« En lisant, en écrivant »… (Dosette de lecture n°17) Nabokov : « Lolita »
« Des gambades coruscantes », « une eurythmie si particulière », « un regard adamantin », « des yeux smaragdins »… Il semble que le narrateur de « Lolita » ne trouve pas suffisamment de mots, ni de hauteur pour définir le charme de « sa nymphette », celle que Proust appelle « la jeune fille en fleurs » et Vian « la bobby soxer ».
Lolita est pour Nabokov une projection littéraire, une chimère dans laquelle il amalgame la pâte du langage et le feu d’une mélancolie profonde. Son héros Humbert Humbert a aimé dans son adolescence une fille de son âge qui ressemblait à Lolita et il l’a perdue tragiquement.

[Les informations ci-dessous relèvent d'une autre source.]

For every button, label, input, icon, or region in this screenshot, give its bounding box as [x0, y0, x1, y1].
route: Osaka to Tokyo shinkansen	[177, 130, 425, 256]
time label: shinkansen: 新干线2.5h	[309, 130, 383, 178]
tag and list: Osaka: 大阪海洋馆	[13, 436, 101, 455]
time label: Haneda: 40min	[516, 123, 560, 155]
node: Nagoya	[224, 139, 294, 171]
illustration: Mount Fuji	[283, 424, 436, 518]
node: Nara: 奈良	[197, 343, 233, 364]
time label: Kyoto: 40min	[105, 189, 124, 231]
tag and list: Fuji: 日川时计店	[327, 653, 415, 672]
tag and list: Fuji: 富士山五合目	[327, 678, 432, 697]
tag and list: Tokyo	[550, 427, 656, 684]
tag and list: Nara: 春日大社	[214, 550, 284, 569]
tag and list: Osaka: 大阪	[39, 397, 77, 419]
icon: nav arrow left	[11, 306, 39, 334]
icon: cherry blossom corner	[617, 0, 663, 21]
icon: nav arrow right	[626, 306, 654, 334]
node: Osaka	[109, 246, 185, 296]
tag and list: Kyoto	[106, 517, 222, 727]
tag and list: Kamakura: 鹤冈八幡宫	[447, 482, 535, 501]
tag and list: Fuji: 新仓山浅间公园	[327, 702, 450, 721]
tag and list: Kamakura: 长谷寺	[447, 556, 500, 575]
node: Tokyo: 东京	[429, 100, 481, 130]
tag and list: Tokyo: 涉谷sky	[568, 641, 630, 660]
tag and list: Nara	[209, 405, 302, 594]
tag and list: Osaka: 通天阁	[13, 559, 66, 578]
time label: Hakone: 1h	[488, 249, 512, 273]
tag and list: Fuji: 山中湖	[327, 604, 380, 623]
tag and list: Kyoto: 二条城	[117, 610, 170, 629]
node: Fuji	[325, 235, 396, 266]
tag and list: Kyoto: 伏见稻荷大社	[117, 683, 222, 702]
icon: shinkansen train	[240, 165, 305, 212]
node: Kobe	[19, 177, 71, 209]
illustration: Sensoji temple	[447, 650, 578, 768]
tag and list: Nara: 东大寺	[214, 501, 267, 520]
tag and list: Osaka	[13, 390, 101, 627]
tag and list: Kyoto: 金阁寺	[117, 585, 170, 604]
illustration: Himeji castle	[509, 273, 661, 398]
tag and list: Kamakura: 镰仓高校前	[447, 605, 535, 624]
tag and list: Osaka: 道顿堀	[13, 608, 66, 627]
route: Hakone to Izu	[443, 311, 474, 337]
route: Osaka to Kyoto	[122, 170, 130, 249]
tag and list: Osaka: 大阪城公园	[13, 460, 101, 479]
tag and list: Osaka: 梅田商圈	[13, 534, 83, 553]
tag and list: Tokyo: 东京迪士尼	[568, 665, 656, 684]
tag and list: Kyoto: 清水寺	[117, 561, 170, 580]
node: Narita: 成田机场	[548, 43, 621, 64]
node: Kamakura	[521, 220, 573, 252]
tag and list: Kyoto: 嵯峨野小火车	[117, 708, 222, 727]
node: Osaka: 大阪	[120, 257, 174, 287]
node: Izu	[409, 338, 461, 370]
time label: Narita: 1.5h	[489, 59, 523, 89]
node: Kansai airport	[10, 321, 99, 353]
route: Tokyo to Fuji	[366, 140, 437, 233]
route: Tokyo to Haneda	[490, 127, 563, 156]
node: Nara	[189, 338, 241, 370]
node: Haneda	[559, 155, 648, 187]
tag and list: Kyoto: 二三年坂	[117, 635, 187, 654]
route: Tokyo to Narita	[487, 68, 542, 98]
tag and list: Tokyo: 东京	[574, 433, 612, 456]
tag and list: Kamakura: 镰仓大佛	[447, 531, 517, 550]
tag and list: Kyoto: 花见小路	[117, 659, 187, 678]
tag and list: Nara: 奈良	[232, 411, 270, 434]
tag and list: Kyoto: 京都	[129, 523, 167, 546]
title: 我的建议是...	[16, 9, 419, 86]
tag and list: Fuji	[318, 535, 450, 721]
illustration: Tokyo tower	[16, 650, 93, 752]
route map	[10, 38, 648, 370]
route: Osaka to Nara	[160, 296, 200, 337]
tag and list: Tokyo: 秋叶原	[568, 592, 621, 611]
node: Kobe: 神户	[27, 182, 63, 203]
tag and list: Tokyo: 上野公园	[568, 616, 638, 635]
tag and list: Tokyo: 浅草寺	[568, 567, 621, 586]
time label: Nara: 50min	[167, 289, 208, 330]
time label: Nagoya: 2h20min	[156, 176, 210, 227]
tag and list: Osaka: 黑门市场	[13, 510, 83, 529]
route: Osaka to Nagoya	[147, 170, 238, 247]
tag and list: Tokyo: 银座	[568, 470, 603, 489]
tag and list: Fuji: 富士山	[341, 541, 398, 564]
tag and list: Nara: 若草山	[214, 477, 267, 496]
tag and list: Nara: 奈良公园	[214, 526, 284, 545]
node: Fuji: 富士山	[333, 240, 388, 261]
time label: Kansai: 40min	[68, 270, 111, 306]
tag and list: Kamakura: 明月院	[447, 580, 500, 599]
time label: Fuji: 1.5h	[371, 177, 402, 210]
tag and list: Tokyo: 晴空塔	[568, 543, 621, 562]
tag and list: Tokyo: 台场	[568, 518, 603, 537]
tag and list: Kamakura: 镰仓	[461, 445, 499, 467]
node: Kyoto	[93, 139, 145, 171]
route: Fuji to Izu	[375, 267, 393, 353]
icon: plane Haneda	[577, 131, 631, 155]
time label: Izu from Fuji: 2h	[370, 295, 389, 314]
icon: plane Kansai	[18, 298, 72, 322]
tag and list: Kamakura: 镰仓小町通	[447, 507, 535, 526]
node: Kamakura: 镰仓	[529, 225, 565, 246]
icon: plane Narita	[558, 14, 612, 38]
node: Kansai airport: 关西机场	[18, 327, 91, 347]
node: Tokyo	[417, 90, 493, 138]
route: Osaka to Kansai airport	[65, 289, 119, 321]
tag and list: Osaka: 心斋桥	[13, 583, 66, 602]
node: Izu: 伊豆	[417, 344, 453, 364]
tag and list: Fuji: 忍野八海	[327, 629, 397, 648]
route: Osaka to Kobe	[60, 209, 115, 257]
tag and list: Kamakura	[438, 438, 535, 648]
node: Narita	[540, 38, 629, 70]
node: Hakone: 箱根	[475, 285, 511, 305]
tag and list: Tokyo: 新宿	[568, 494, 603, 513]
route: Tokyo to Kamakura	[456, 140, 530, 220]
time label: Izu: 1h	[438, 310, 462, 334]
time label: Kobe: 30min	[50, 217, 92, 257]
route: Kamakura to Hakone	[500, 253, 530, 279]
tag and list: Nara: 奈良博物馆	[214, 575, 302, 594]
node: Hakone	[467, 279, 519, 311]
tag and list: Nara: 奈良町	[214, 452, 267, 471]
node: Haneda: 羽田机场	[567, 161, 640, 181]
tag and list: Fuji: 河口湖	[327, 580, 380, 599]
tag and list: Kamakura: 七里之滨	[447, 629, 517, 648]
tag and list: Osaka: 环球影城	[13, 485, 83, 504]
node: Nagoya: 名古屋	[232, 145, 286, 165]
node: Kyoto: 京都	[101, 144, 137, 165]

À quarante ans passés, il explique au juge qu’il n’est pas un monstre mais une sorte de pathétique « ver de terre amoureux d’une étoile ». Pour retrouver « le vert paradis de ses amours enfantines », il est prêt à tout, « reste clapi dans l’obscurité » et se vautre dans la fange en y entraînant « la rose qui découvre qu’elle est une machine de guerre » comme l’écrit Hugo à propos de « la petite Cosette ».
Quel vertigineux abîme pour un écrivain de l’âme humaine.